Accord de Washington : un tournant
Garaev a souligné l’importance accordée par Aliev au document de paix de Washington, paraphé en août 2025, le décrivant comme “un jalon historique qui clôt effectivement le chapitre du conflit arméno-azerbaïdjanais”. Bien que sa ratification finale dépende d’amendements constitutionnels en Arménie, l’accord ouvre déjà “une nouvelle ère de paix et de coopération”.
Le corridor de Zanguezour, « route Trump »
Les propos d’Aliev ont également relancé le débat sur le corridor de Zanguezour, surnommé la “route Trump”. Garaev a affirmé que cette initiative renforçait le poids géopolitique de l’Azerbaïdjan en reliant le territoire continental au Nakhitchevan et en consolidant son rôle de plaque tournante régionale. “C’est un modèle gagnant-gagnant : l’Arménie aussi peut en bénéficier si elle adopte une voie constructive”, a-t-il insisté.
Tensions avec la Russie après l’avion abattu
L’analyste a également évoqué les aspects plus sombres des propos d’Aliev, notamment les répercussions du tir russe contre un avion civil azerbaïdjanais. Selon Garaev, l’incident a “profondément ébranlé les relations bilatérales et suscité une immense frustration dans l’opinion publique azerbaïdjanaise”. L’appel d’Aliev à une enquête transparente illustre la volonté de Bakou de demander des comptes tout en évitant l’escalade.
La montée ultérieure des violences anti-azerbaïdjanaises en Russie, a-t-il ajouté, souligne la fragilité des relations : “L’Azerbaïdjan privilégie le dialogue et la paix, mais il ne tolérera pas le mépris envers son État ou son peuple.”
L’Iran, les États-Unis et l’équilibre stratégique
Aliev a aussi abordé les relations avec l’Iran, mettant en avant la construction de la confiance institutionnelle et la connectivité régionale par des routes de transport diversifiées — signe, selon Garaev, de la “flexibilité stratégique” de l’Azerbaïdjan.
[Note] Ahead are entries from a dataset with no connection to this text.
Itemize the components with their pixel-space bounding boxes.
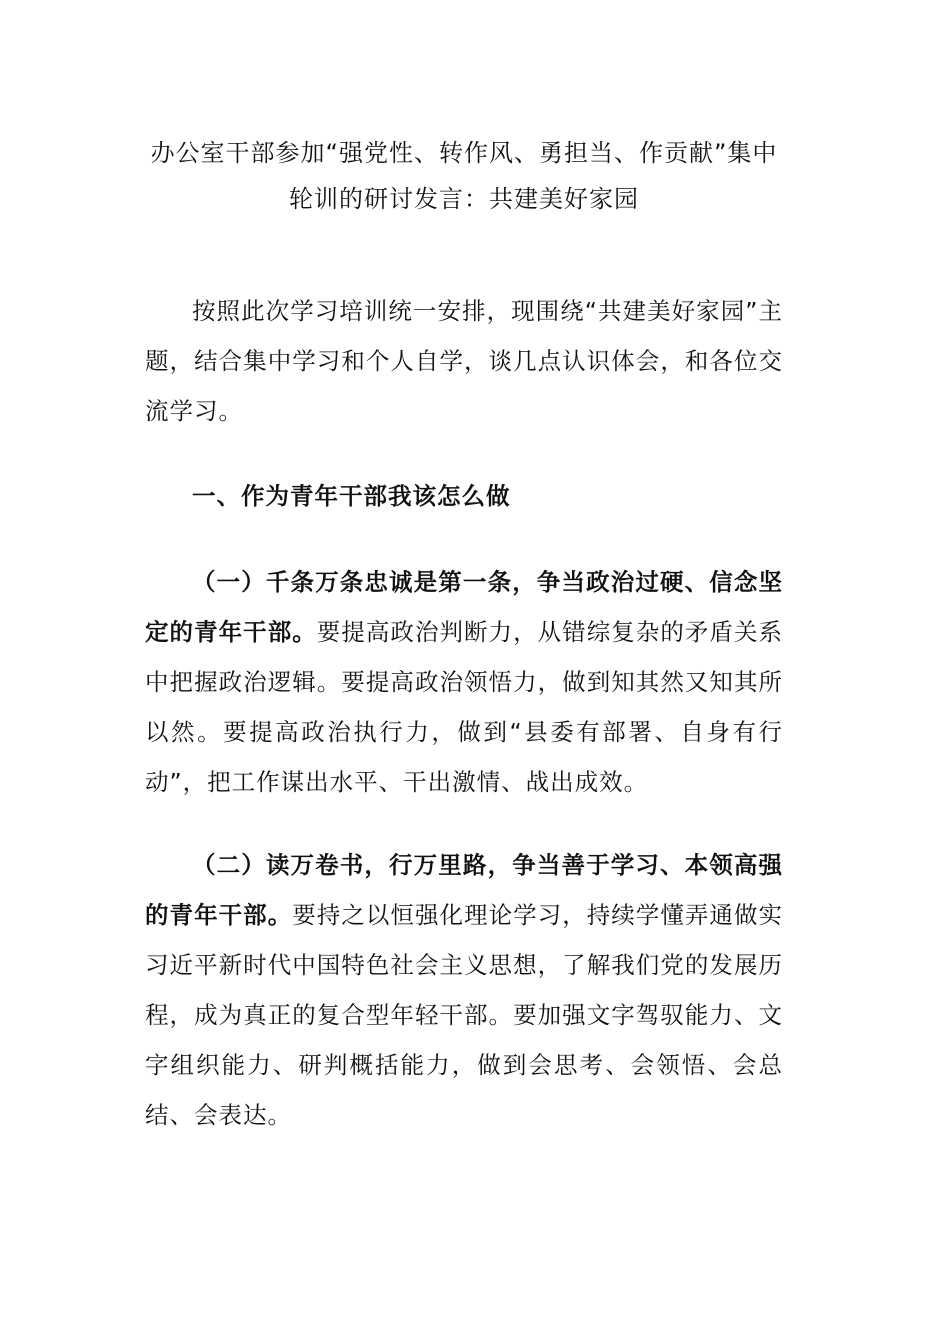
item-2-body: 要持之以恒强化理论学习，持续学懂弄通做实习近平新时代中国特色社会主义思想，了解我们党的发展历程，成为真正的复合型年轻干部。要加强文字驾驭能力、文字组织能力、研判概括能力，做到会思考、会领悟、会总结、会表达。 [145,900,784,1129]
item-2-lead: （二）读万卷书，行万里路，争当善于学习、本领高强的青年干部。 [145,850,783,929]
intro-paragraph: 按照此次学习培训统一安排，现围绕“共建美好家园”主题，结合集中学习和个人自学，谈几点认识体会，和各位交流学习。 [145,296,783,425]
document-title: 办公室干部参加“强党性、转作风、勇担当、作贡献”集中轮训的研讨发言：共建美好家园 [150,139,778,213]
section-heading: 一、作为青年干部我该怎么做 [192,481,511,510]
item-2-paragraph [145,840,783,1140]
item-1-lead: （一）千条万条忠诚是第一条，争当政治过硬、信念坚定的青年干部。 [145,567,783,646]
item-1-body: 要提高政治判断力，从错综复杂的矛盾关系中把握政治逻辑。要提高政治领悟力，做到知其然又知其所以然。要提高政治执行力，做到“县委有部署、自身有行动”，把工作谋出水平、干出激情、战出成效。 [145,617,784,796]
item-1-paragraph [145,557,783,807]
Concernant les États-Unis, Aliev a salué le président Donald Trump comme “audacieux et actif” dans les efforts de paix, allant jusqu’à soutenir sa nomination au prix Nobel de la paix. “Cela reflète la volonté de l’Azerbaïdjan de tenir une position de principe dans la politique mondiale”, a commenté Garaev.
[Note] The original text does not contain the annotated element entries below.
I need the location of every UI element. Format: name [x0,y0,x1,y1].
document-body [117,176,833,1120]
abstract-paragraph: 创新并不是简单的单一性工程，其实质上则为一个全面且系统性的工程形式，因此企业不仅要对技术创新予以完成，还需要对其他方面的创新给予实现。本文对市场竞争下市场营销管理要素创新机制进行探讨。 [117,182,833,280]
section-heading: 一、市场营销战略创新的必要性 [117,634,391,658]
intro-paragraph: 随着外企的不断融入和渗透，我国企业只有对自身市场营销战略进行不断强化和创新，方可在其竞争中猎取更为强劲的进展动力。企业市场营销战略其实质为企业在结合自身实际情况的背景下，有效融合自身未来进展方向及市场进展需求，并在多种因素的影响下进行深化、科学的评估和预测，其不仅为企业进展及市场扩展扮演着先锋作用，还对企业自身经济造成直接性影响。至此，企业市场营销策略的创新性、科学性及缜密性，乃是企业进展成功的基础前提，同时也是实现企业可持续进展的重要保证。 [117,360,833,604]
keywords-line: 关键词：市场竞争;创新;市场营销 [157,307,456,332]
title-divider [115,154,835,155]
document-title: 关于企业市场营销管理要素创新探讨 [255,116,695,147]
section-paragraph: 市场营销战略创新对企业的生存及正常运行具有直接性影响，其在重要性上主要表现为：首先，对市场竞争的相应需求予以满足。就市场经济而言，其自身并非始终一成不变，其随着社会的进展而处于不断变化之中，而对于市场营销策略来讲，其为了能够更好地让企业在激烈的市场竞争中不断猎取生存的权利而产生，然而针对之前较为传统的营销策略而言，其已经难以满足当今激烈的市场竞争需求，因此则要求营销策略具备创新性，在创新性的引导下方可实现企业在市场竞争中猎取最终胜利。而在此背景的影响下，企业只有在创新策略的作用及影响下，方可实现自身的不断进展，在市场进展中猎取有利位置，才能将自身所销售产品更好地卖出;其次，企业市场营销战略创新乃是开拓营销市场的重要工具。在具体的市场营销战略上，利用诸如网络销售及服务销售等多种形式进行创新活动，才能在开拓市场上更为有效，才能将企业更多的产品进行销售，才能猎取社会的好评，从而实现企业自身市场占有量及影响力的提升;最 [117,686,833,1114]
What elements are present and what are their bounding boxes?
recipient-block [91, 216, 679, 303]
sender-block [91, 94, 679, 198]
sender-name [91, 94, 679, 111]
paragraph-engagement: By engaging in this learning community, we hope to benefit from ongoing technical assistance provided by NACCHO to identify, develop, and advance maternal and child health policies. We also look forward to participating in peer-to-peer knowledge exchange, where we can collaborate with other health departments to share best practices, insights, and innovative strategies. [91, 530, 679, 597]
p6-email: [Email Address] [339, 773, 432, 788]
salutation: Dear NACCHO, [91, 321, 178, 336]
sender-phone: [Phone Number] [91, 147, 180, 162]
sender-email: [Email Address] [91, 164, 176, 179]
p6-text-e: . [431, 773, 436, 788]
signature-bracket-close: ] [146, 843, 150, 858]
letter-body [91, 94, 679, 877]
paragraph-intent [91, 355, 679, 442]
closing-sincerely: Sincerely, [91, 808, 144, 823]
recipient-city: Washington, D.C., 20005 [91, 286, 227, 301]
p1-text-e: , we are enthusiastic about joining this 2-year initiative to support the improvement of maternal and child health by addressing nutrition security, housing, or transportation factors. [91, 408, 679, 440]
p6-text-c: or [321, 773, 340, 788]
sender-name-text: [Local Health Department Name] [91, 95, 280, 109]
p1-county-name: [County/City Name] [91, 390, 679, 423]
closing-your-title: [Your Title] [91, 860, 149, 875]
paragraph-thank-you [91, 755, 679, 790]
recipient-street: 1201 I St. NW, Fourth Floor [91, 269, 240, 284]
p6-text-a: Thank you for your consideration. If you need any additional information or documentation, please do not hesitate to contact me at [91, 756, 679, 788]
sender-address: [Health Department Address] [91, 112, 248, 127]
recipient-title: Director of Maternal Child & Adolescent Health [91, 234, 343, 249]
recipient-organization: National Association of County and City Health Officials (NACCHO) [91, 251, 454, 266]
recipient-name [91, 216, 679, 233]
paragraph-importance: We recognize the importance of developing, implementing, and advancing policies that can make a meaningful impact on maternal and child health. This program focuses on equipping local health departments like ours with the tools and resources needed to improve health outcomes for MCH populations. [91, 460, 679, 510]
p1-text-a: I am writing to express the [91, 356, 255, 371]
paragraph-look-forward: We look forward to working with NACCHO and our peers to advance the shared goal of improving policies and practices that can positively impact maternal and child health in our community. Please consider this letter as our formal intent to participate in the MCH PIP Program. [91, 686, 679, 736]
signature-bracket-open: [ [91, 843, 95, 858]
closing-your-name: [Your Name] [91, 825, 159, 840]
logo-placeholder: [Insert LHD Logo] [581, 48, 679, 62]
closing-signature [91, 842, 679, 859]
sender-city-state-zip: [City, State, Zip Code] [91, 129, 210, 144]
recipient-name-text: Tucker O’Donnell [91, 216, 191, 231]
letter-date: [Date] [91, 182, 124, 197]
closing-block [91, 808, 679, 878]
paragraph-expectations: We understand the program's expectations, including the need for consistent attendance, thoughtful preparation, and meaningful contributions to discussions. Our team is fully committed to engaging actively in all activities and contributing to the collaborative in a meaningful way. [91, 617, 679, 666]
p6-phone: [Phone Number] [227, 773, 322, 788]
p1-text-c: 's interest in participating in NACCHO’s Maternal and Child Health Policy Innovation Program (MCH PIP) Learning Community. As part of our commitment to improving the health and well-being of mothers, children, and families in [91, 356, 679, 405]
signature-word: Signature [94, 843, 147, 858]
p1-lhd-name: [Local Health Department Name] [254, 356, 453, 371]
Unité turcique et leadership régional
L’entretien a également mis en lumière le rôle croissant de l’Azerbaïdjan au sein de l’Organisation des États turciques, qualifiée de pierre angulaire de l’unité et du développement régional. “Cela confirme le statut de l’Azerbaïdjan comme acteur fiable et influent tant sur la scène régionale que mondiale”, a affirmé Garaev.
Une posture affirmée
Dans l’ensemble, Garaev estime qu’Aliev a présenté l’Azerbaïdjan comme une puissance régionale tournée vers la paix mais résolue, prête à s’engager de manière constructive, tout en défendant fermement sa dignité nationale et sa souveraineté.